VP9 works smoothly on PCs at high resolutions, so if you’re delivering OTT video to desktop, it’s a great choice. It can save you bandwidth over other codecs while delivering the same or better quality. If you need control over your codec or even want to make a few customizations, then open source has obvious advantages over the competition. The lack of fees can add up to significant savings if you are delivering paid content. The better support for HD+ and 360-degree videos also make it a great choice if those are your specialties. Though it isn’t yet widely supported on iOS, you can still use it alongside other codecs if you want a cross-platform strategy, and enjoy the advantages for those platforms that support it fully.

The Future of VP9

If H.264’s longevity is any indication, VP9 will be around for some time. In the near future, codecs such as VVC (released in 2020) and AV1 (released in 2018) promise improvements. It will take time for them to spread, but all developers need to keep an eye on the horizon. VVC, the successor to H.265, promises a 50% bitrate improvement. AV1, building on VP10, is promising a 30% compression rate improvement over H.265. Both of these are worth getting excited about, but of course, browser and device support will be crucial when making a decision.
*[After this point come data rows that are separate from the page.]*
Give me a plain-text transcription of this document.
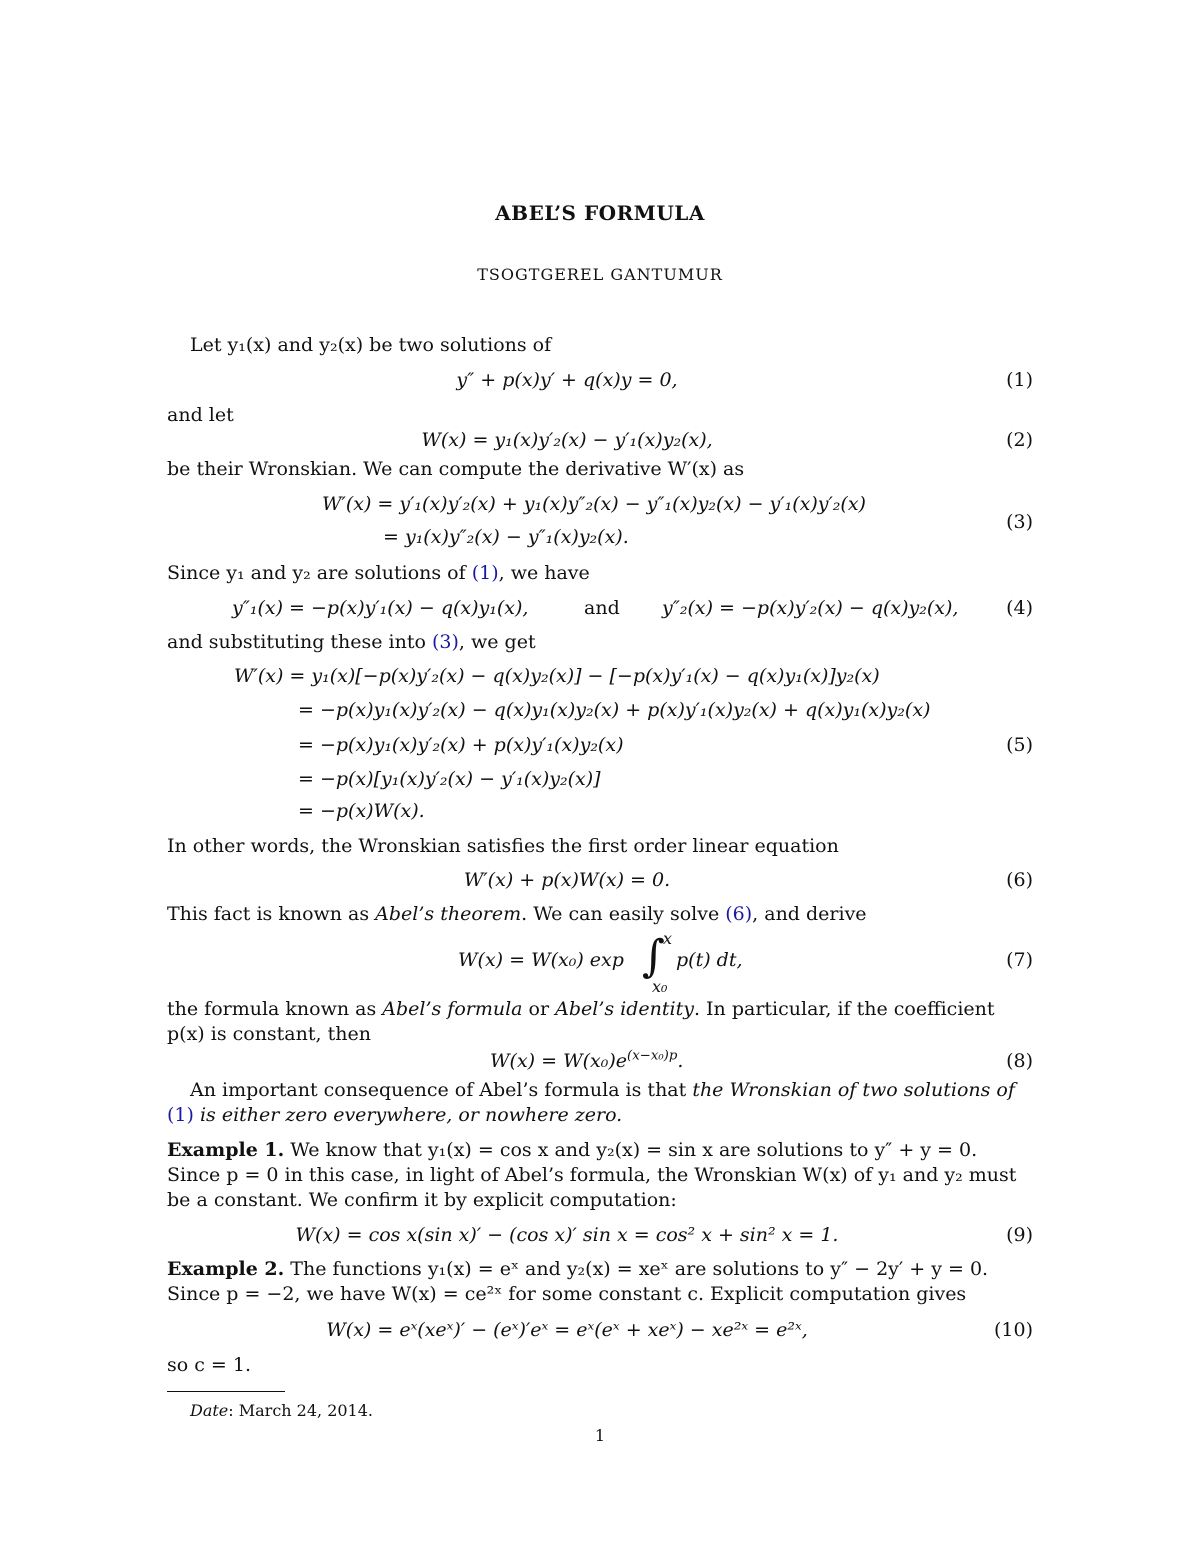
ABEL’S FORMULA
TSOGTGEREL GANTUMUR
Let y₁(x) and y₂(x) be two solutions of
y″ + p(x)y′ + q(x)y = 0,	(1)
and let
W(x) = y₁(x)y′₂(x) − y′₁(x)y₂(x),	(2)
be their Wronskian. We can compute the derivative W′(x) as
W′(x) = y′₁(x)y′₂(x) + y₁(x)y″₂(x) − y″₁(x)y₂(x) − y′₁(x)y′₂(x)
= y₁(x)y″₂(x) − y″₁(x)y₂(x).
(3)
Since y₁ and y₂ are solutions of (1), we have
y″₁(x) = −p(x)y′₁(x) − q(x)y₁(x),	and y″₂(x) = −p(x)y′₂(x) − q(x)y₂(x),	(4)
and substituting these into (3), we get
W′(x) = y₁(x)[−p(x)y′₂(x) − q(x)y₂(x)] − [−p(x)y′₁(x) − q(x)y₁(x)]y₂(x)
= −p(x)y₁(x)y′₂(x) − q(x)y₁(x)y₂(x) + p(x)y′₁(x)y₂(x) + q(x)y₁(x)y₂(x)
= −p(x)y₁(x)y′₂(x) + p(x)y′₁(x)y₂(x)
= −p(x)[y₁(x)y′₂(x) − y′₁(x)y₂(x)]
= −p(x)W(x).
(5)
In other words, the Wronskian satisfies the first order linear equation
W′(x) + p(x)W(x) = 0.	(6)
This fact is known as Abel’s theorem. We can easily solve (6), and derive
W(x) = W(x₀) exp ∫
x
x₀
p(t) dt,	(7)
the formula known as Abel’s formula or Abel’s identity. In particular, if the coefficient p(x) is constant, then
$W(x) = W(x_0)e^{(x-x_0)p}$.	(8)
An important consequence of Abel’s formula is that the Wronskian of two solutions of (1) is either zero everywhere, or nowhere zero.
Example 1. We know that y₁(x) = cos x and y₂(x) = sin x are solutions to y″ + y = 0. Since p = 0 in this case, in light of Abel’s formula, the Wronskian W(x) of y₁ and y₂ must be a constant. We confirm it by explicit computation:
W(x) = cos x(sin x)′ − (cos x)′ sin x = cos² x + sin² x = 1.	(9)
Example 2. The functions y₁(x) = eˣ and y₂(x) = xeˣ are solutions to y″ − 2y′ + y = 0. Since p = −2, we have W(x) = ce²ˣ for some constant c. Explicit computation gives
W(x) = eˣ(xeˣ)′ − (eˣ)′eˣ = eˣ(eˣ + xeˣ) − xe²ˣ = e²ˣ,	(10)
so c = 1.
Date: March 24, 2014.
1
If the pattern holds, neither of these relatively new video codecs are likely to completely replace VP9 any time soon.

Compiling a Video Using FFMpeg and Libvpx

It’s very simple to use VP9. You can download FFmpeg here and start encoding right away. To encode a video in VP9 in the command line, just type:

```

ffmpeg -i input.mp4 -c:v libvpx-vp9 -c:a libopus output.webm

```

You can control the quality using a flag as in the following example. The available settings are Good, Realtime, or Best. Best is extremely slow, and as you can see in the following table, the gains are marginal. To get a better idea of relative encoding speeds, I did some testing. The results are in the table below. I used an i5-7600 based system using a small 3 MB video. All times are in seconds.

VP9 Codec Encoding Speeds_Table

VP9 Codec Encoding Speeds by Quality

```

ffmpeg -i input.mp4 -quality good -c:v libvpx-vp9 -c:a libopus output.webm

```

You can also specify the number of threads used, though by default all threads in my test system’s quad-core processor were taken advantage of. Specifying the thread count is likely better if you want to reserve threads for other things. You can do that as follow:

```

ffmpeg -i input.mp4 -threads 4 -c:v libvpx-vp9 -c:a libopus output.webm

```

You can also use the benchmark flag if you want to confirm how long encoding is taking.

```

ffmpeg -benchmark -i input.mp4 -quality good -c:v libvpx-vp9 -c:a libopus output.webm

```
VP9 Codec Encoding using libvpx in FFmpeg_Code Snippet

Command line output using libvpx in ffmpeg to create a VP9 video file

Conclusion

VP9 has several advantages over other codecs. As well as being open-source, it works well with higher resolutions and enjoys support on many devices. It also has drawbacks, such as slow encoding speed and limited iOS support. If you’re delivering high-resolution videos—and aren’t worried about iOS—VP9 is the strongest video codec choice, at least for now. If you want to target every device going, you’ll need to use something else, either exclusively or alongside VP9. You should consider which of these will make the most difference to your team and your customers when deciding what to use. If you need a hand implementing modern codecs, Bitmovin can help: https://bitmovin.com/encoding-service/

If you do choose VP9, you can take advantage of a huge customer base, high-quality encoding, and well-developed supporting tools. It’s a great way to deliver videos and can help you produce content that works for you and your clients.